Netflix has the right idea. With my Netflix subscription I can watch movies on my TV, on my PC, on a mobile device — wherever I want. I have purchased the rights to watch the shows, and I should be able to do that where it’s convenient for me.
Customers to subscription products want the same thing. They don’t want to have to buy one version for their PC, another for their iPad and another for their smartphone. They want to buy once and read anywhere.
Amazon is moving in the right direction with Kindle. If you buy a book on Kindle, you can install the Kindle reader on your PC (or smartphone, or iPad) and read it there. It’s a good idea and a good service.
What Amazon is missing is that this has to include print as well.
People have been saying “print is dead” for a long time, but print is far from dead. People like ink on paper. It’s convenient in ways that an electronic device never will be. And subscribers to a print magazine or newsletter also want to be able to read their issues anywhere. They’re not interested in technological excuses, and they’re certainly not interested in power grabs and jockeying for power between Apple, Amazon and the publishers.
Customers are asking “Why can’t I get my subscription on the iPad / Kindle / Nook?” And so far the answers are pretty dreadful.
Until very recently, Amazon and Apple simply didn’t understand the periodical publishing industry. They seemed to think they could treat magazines the same way they treated music or books, and they thought controlling the customer relationship was important to their business model and to the user experience. But there are signs they’re waking up to the reality of subscription publishing, and that is necessarily going to mean sharing customer data with the publisher.
Apple and Amazon want publishers to think of sales on their platforms as incremental sales — like magazine sales at a newsstand. The publisher doesn’t know who bought the magazine at the airport, why do they have to know who bought the magazine on the iPad?
It’s a flawed analogy.
If I have a print subscription to a magazine, and I forget to bring my print copy with me to the airport, I expect to have to purchase another print copy at the newsstand.
But if I own a print subscription to a magazine, I expect to be able to access the digital version online for free.
Well, actually I don’t, because I know that the publisher incurs costs in converting the magazine for digital delivery. But the average customer does expect this. The customer expects to be able to take his laptop / iPad / smartphone to the airport and read his subscription on the device.

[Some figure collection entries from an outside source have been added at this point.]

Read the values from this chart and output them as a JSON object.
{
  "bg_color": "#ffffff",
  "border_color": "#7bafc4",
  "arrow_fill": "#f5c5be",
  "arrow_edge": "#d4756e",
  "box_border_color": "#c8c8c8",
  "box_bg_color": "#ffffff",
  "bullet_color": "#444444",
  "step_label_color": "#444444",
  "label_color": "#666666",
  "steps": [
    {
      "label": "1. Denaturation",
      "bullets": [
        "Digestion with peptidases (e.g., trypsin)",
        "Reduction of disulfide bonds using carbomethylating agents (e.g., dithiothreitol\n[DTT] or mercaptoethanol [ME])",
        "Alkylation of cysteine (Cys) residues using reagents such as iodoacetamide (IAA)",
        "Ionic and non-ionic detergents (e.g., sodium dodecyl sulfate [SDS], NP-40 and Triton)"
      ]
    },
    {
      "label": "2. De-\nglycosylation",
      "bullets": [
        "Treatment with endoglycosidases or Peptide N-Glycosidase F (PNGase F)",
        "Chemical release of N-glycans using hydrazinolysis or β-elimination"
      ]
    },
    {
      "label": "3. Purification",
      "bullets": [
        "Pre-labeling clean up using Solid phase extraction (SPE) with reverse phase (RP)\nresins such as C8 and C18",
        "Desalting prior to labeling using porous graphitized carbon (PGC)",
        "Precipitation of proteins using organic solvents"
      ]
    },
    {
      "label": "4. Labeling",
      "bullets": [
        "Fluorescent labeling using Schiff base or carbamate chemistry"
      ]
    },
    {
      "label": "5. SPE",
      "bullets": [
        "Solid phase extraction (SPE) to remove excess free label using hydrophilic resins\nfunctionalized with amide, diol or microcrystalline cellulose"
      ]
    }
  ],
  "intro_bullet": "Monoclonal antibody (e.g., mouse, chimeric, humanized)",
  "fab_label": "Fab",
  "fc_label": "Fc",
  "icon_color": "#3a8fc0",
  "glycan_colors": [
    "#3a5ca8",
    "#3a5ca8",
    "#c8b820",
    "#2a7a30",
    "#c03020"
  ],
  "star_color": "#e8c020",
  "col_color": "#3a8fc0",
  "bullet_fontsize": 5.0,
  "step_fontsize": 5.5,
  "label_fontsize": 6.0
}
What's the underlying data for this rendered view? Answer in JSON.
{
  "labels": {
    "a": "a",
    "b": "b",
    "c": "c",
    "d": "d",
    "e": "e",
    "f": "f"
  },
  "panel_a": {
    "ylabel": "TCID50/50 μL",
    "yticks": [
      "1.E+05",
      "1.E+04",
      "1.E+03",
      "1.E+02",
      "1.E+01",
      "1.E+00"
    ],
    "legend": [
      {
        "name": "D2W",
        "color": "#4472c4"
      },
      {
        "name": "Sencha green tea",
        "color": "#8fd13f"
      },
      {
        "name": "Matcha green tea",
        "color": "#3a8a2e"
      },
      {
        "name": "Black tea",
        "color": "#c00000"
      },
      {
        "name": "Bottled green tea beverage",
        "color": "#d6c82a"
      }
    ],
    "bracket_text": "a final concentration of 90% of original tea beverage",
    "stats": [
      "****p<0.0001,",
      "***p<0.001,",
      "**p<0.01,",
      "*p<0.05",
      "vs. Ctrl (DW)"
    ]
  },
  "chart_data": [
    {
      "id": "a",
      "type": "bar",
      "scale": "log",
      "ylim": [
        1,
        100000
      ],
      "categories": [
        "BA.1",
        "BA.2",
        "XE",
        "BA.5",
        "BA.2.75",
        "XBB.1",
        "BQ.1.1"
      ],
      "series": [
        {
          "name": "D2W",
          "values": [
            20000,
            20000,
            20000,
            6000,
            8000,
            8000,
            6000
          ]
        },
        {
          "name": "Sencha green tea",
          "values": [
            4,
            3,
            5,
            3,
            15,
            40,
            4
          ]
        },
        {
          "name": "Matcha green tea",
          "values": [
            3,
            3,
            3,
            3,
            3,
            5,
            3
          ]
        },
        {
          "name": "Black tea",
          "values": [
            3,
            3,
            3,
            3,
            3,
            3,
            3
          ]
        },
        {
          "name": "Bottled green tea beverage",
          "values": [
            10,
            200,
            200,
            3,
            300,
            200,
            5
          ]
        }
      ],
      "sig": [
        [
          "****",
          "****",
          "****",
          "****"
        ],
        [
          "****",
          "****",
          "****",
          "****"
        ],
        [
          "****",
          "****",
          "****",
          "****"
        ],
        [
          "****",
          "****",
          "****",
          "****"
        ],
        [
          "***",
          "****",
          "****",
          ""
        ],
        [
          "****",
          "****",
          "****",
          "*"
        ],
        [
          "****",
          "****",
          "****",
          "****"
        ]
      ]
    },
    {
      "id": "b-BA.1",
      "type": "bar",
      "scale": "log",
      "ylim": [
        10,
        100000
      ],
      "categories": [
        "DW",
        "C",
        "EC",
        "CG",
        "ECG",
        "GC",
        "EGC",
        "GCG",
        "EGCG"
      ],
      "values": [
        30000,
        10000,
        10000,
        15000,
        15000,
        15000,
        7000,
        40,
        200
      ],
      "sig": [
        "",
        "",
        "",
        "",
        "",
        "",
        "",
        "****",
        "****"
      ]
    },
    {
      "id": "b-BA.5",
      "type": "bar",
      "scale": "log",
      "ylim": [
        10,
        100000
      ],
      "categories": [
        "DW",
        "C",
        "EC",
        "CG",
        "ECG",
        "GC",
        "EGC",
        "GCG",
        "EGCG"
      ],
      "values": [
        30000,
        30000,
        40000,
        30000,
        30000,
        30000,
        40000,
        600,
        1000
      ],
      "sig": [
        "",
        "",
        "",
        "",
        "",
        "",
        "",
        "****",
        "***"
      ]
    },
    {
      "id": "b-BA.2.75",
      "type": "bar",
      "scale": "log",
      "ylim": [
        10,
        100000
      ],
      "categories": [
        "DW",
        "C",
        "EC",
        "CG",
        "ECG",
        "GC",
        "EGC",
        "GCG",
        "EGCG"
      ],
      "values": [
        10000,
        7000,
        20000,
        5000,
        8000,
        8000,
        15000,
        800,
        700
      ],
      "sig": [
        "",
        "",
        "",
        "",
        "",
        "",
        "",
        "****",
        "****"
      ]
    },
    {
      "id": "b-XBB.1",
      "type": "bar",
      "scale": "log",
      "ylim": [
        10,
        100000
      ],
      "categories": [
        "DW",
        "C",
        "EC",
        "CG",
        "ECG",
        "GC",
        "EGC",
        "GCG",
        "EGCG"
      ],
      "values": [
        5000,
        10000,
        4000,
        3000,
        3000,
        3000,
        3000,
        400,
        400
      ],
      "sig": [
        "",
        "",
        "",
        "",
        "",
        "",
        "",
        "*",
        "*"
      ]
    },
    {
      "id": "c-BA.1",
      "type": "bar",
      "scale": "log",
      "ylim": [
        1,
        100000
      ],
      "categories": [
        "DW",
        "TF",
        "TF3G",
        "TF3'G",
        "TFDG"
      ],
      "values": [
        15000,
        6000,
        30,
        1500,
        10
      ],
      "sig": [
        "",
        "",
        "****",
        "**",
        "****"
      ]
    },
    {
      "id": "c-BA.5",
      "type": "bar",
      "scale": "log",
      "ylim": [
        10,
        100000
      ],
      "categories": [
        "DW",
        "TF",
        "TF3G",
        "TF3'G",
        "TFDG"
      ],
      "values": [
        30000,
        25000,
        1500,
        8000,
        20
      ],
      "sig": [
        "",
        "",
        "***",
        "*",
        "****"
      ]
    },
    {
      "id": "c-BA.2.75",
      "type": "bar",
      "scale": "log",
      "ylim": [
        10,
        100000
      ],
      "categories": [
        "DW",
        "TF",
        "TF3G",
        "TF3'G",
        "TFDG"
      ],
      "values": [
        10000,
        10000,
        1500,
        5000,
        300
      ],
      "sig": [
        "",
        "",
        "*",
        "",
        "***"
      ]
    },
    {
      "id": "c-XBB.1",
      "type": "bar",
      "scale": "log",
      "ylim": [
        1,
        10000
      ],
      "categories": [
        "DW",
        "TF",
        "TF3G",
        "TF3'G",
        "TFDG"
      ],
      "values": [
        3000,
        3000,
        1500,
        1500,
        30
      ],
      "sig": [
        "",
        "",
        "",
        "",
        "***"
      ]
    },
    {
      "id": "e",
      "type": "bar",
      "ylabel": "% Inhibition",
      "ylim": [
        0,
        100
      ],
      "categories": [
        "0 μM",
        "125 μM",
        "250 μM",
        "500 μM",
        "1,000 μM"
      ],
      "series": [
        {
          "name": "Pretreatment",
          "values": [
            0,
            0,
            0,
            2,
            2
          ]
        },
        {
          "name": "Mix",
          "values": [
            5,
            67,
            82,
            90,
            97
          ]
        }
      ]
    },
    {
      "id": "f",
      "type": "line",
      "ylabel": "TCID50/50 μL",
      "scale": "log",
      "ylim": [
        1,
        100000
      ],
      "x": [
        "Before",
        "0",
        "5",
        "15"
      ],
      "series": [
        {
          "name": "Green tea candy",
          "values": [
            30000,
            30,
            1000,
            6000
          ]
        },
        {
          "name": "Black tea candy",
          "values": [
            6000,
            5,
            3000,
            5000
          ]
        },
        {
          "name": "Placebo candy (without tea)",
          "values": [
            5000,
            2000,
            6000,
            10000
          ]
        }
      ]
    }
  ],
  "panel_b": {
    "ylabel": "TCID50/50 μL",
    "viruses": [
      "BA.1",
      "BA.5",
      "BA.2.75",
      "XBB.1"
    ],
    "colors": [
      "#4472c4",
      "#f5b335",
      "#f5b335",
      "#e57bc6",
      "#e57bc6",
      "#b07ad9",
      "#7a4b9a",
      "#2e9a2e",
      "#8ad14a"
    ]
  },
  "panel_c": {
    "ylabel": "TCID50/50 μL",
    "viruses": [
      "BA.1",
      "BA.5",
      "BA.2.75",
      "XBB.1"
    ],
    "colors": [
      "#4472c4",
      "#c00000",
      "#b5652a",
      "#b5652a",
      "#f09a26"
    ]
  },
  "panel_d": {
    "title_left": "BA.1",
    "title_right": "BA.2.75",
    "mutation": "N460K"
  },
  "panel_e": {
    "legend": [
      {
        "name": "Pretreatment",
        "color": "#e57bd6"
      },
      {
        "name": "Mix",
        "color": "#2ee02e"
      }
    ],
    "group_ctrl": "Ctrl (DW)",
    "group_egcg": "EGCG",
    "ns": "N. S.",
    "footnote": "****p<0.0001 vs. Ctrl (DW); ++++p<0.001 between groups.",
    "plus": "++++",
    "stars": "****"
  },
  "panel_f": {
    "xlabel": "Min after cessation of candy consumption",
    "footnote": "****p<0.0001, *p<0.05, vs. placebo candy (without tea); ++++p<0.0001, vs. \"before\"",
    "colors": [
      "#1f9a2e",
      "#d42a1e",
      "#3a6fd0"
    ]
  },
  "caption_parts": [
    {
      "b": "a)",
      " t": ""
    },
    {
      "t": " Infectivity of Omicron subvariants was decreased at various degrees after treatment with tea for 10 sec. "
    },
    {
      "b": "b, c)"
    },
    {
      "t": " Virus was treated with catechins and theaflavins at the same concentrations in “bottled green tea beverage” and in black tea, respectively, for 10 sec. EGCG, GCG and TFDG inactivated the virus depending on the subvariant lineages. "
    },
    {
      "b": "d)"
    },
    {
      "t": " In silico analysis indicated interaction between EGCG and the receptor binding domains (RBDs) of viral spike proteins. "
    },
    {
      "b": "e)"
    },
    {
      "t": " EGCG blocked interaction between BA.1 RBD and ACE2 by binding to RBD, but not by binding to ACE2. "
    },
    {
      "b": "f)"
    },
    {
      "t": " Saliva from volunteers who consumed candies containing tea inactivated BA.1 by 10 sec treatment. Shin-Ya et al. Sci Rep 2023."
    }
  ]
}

In order to do this, the device needs to authenticate the subscriber, which means it has to have access to the publisher’s subscription database. So when Apple and Amazon try to own the customer relationship, they’re actually undermining the value of their own devices and services.
Right now, publishers are still print-centric because most of the money is in print publishing. This means that publishers create products for print and then “convert” them for digital delivery. When the customers scream for access on their iPads, the publisher has to (1) convert the print-centric format into some weird proprietary format specific to the device, and then (2) pay some sort of fee to the platform.
The customer expects to get this for nothing, because he sees it as his subscription, and he thinks digits are free anyway. “All you have to do is send the files to my device. Easy!”
Of course it’s not that easy, and this is the problem publishers and digital platform owners need to address. Here’s one way to do it.
Products need to be designed for digital in such a way that they can be easily converted to print. That is, digital first, then print-centric features are added later.
This means there has to be a standard digital format. We can’t have ePub and HTML5 and PDF and any other crazy thing that some new reader or tablet comes up with. There has to be one format. I know that’s been the dream of the publishing world for more than a decade, and that it’s not likely to happen. But it has to happen.
Pricing needs to be based on access to the digital product with other delivery options as an extra cost. The pricing structure has to be (1) pay for the content, (2) pay for extra delivery options.
Since Amazon and Apple and Kobo and B&N and everybody else want to take their cut, this might make for some complicated revenue models, but I can imagine a three-fold pricing structure.
• Digital access on the publisher’s website for $X.
• Universal digital access (adding iPad, Kindle, Nook, etc.) for $X +.
• “Read anywhere” access, including print delivery, for $X ++.
Customers get the idea that printing and mailing cost extra. In fact, that’s part of the problem. Customer think they’re saving the publisher money by abandoning print to get digital delivery. In some cases that’s true, but often it’s not. The cost of converting the files to the appropriate digital format and then paying the platform for delivery far overshadows the cost of paper and a stamp.
Nevertheless, it’s an easy sell to ask people to pay for printing and mailing, so do it. Design the price of the product around digital delivery and pass along the additional costs of printing and mailing.
One last thing. Just as this model requires a single standard for digital files, it will also require a standard for customer data on the back end. Apple and the fulfillment houses and Amazon and publisher software vendors are going to need to agree to a standard and stick with it.